Dataset of sentiment tagged language resources for Bosnian language

Data Brief. 2024 Feb 28:53:110247. doi: 10.1016/j.dib.2024.110247. eCollection 2024 Apr.

Abstract

The Bosnian language holds significant importance as a member of the West-South Slavic subgroup within the Slavic branch of the Indo-European linguistic family. With approximately 2.5 million speakers in Europe, including 1.87 million individuals in Bosnia and Herzegovina alone, the Bosnian language constitutes the mother tongue for a considerable portion of the population. In Natural Language Processing (NLP) tasks related to the Bosnian language, besides removing stop words, it is important to consider the influence of other linguistic elements. Bosnian text contains words derived from diminishers, relative intensifiers, minimizers, maximizers, boosters, and approximators. These words contribute to the overall meaning and sentiment analysis of the text. By including these elements in NLP models and algorithms, researchers can achieve more accurate and nuanced analysis of Bosnian language data, enhancing the effectiveness of NLP applications.
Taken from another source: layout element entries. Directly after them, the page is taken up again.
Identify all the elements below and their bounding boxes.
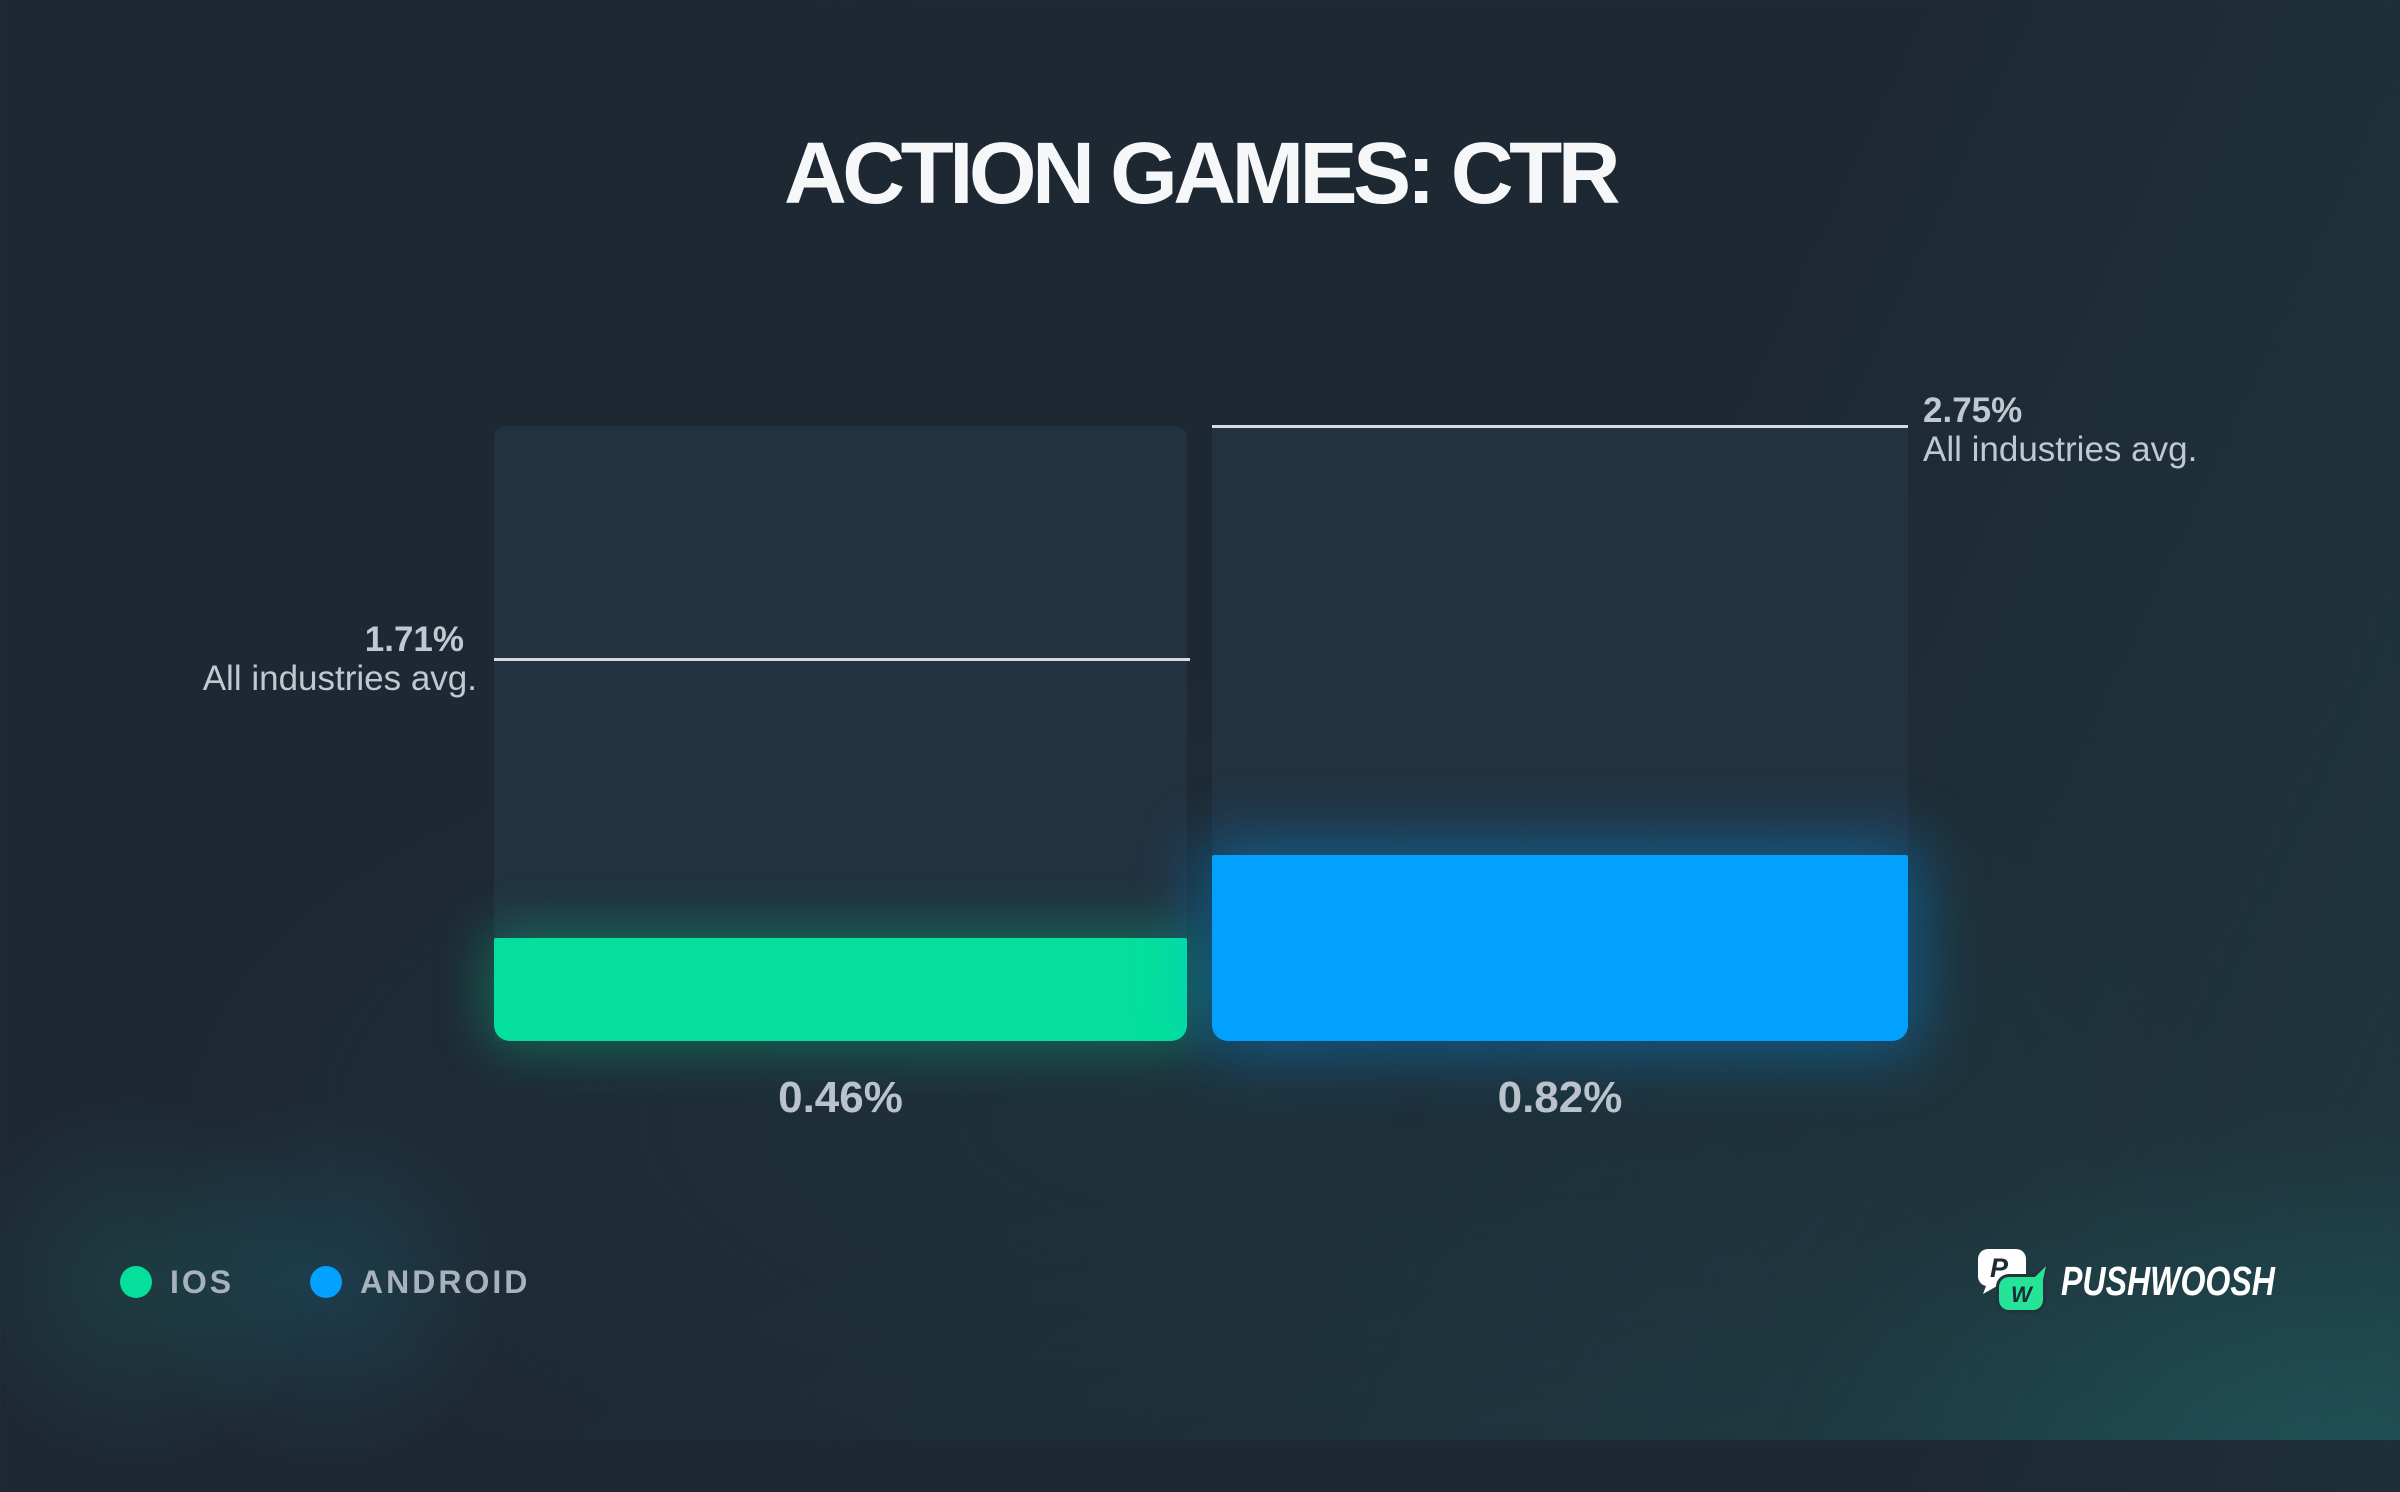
svg-text:PUSHWOOSH: PUSHWOOSH [2061,1258,2276,1304]
svg-text:P: P [1990,1253,2009,1283]
svg-text:W: W [2011,1282,2034,1307]
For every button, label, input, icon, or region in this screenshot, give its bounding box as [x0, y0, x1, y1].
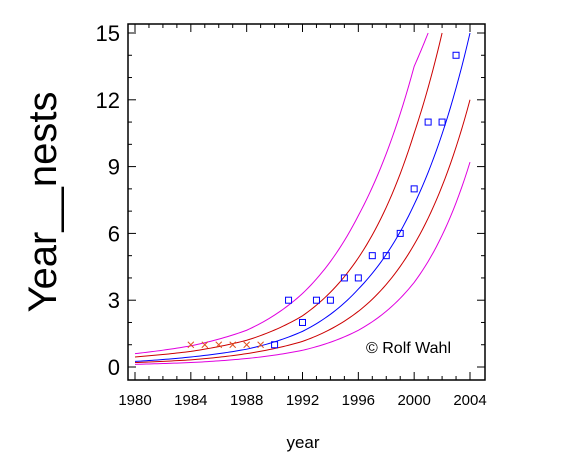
- x-tick-label: 1996: [342, 392, 375, 409]
- x-tick-label: 2000: [397, 392, 430, 409]
- data-point-square: [354, 274, 362, 282]
- y-tick-label: 15: [96, 21, 120, 46]
- copyright-annotation: © Rolf Wahl: [366, 340, 451, 357]
- x-tick-label: 2004: [453, 392, 486, 409]
- data-point-square: [312, 296, 320, 304]
- x-axis-ticks: 1980 1984 1988 1992 1996 2000 2004: [118, 24, 487, 409]
- points-layer: [187, 51, 460, 349]
- y-axis-ticks: 0 3 6 9 12 15: [96, 21, 485, 380]
- data-point-square: [368, 252, 376, 260]
- curve-prediction-upper: [134, 32, 429, 355]
- data-point-square: [340, 274, 348, 282]
- data-point-square: [299, 318, 306, 326]
- y-tick-label: 3: [108, 288, 120, 313]
- data-point-x: [201, 341, 209, 349]
- y-axis-label: Year__nests: [21, 92, 65, 313]
- x-tick-label: 1988: [230, 392, 263, 409]
- curve-fit: [134, 32, 471, 362]
- plot-frame: [127, 23, 486, 381]
- data-point-x: [215, 341, 223, 349]
- data-point-square: [396, 229, 404, 237]
- y-tick-label: 6: [108, 221, 120, 246]
- data-point-square: [424, 118, 432, 126]
- data-point-square: [452, 51, 460, 59]
- x-tick-label: 1984: [174, 392, 207, 409]
- data-point-square: [438, 118, 446, 126]
- data-point-x: [229, 341, 237, 349]
- x-axis-label: year: [286, 433, 319, 452]
- y-tick-label: 12: [96, 88, 120, 113]
- data-point-x: [187, 341, 195, 349]
- data-point-square: [326, 296, 334, 304]
- data-point-square: [382, 252, 390, 260]
- curve-confidence-upper: [134, 32, 443, 358]
- data-point-square: [410, 185, 418, 193]
- curve-prediction-lower: [134, 161, 471, 365]
- y-tick-label: 9: [108, 155, 120, 180]
- data-point-square: [271, 341, 279, 349]
- data-point-square: [285, 296, 293, 304]
- x-tick-label: 1992: [286, 392, 319, 409]
- data-point-x: [243, 341, 251, 349]
- x-tick-label: 1980: [118, 392, 151, 409]
- curve-confidence-lower: [134, 99, 471, 364]
- data-point-x: [257, 341, 264, 349]
- curves-layer: [134, 32, 471, 365]
- y-tick-label: 0: [108, 355, 120, 380]
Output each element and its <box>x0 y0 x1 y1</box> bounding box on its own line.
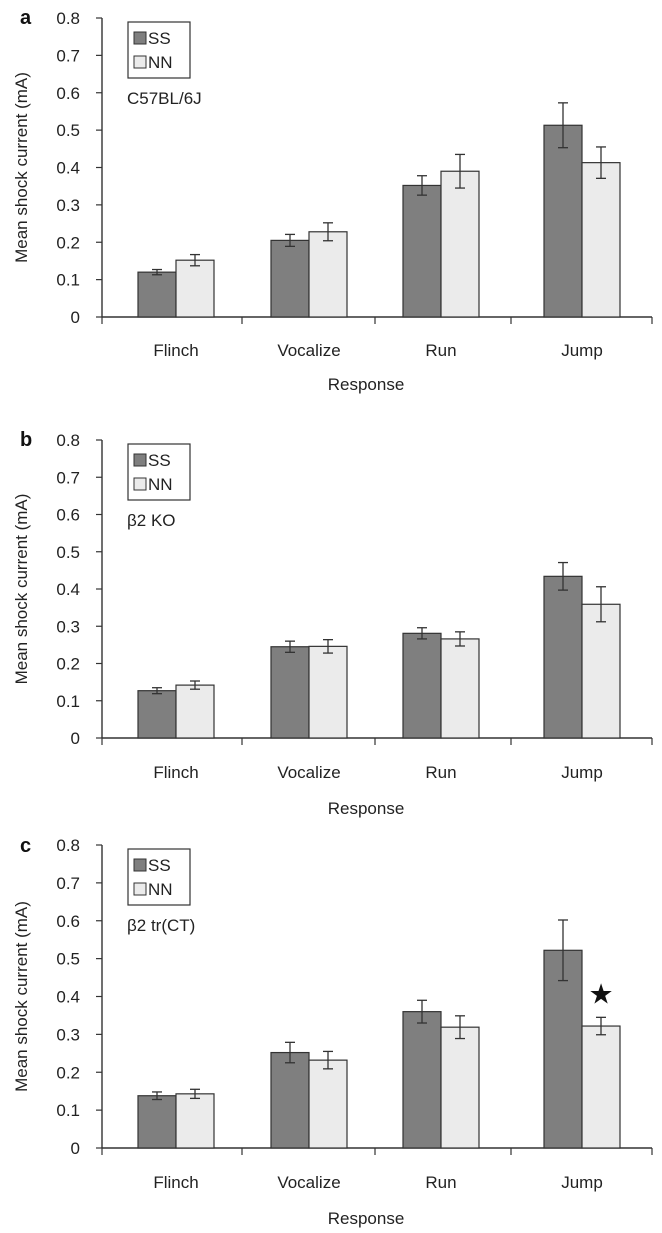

The two lists of sentiment annotated words that present the core of the Bosnian sentiment-annotated lexicon, a list of the stopwords, and a list of Affirmative and non-Affrimative words (AnAwords) composed mostly of intensifiers and diminishers, were used to construct a dataset that presents the base for sentiment analysis in the Bosnian language.

Keywords: AnAwords; Diminishers; Intensifiers; Lexicon; Sense; Stopwords.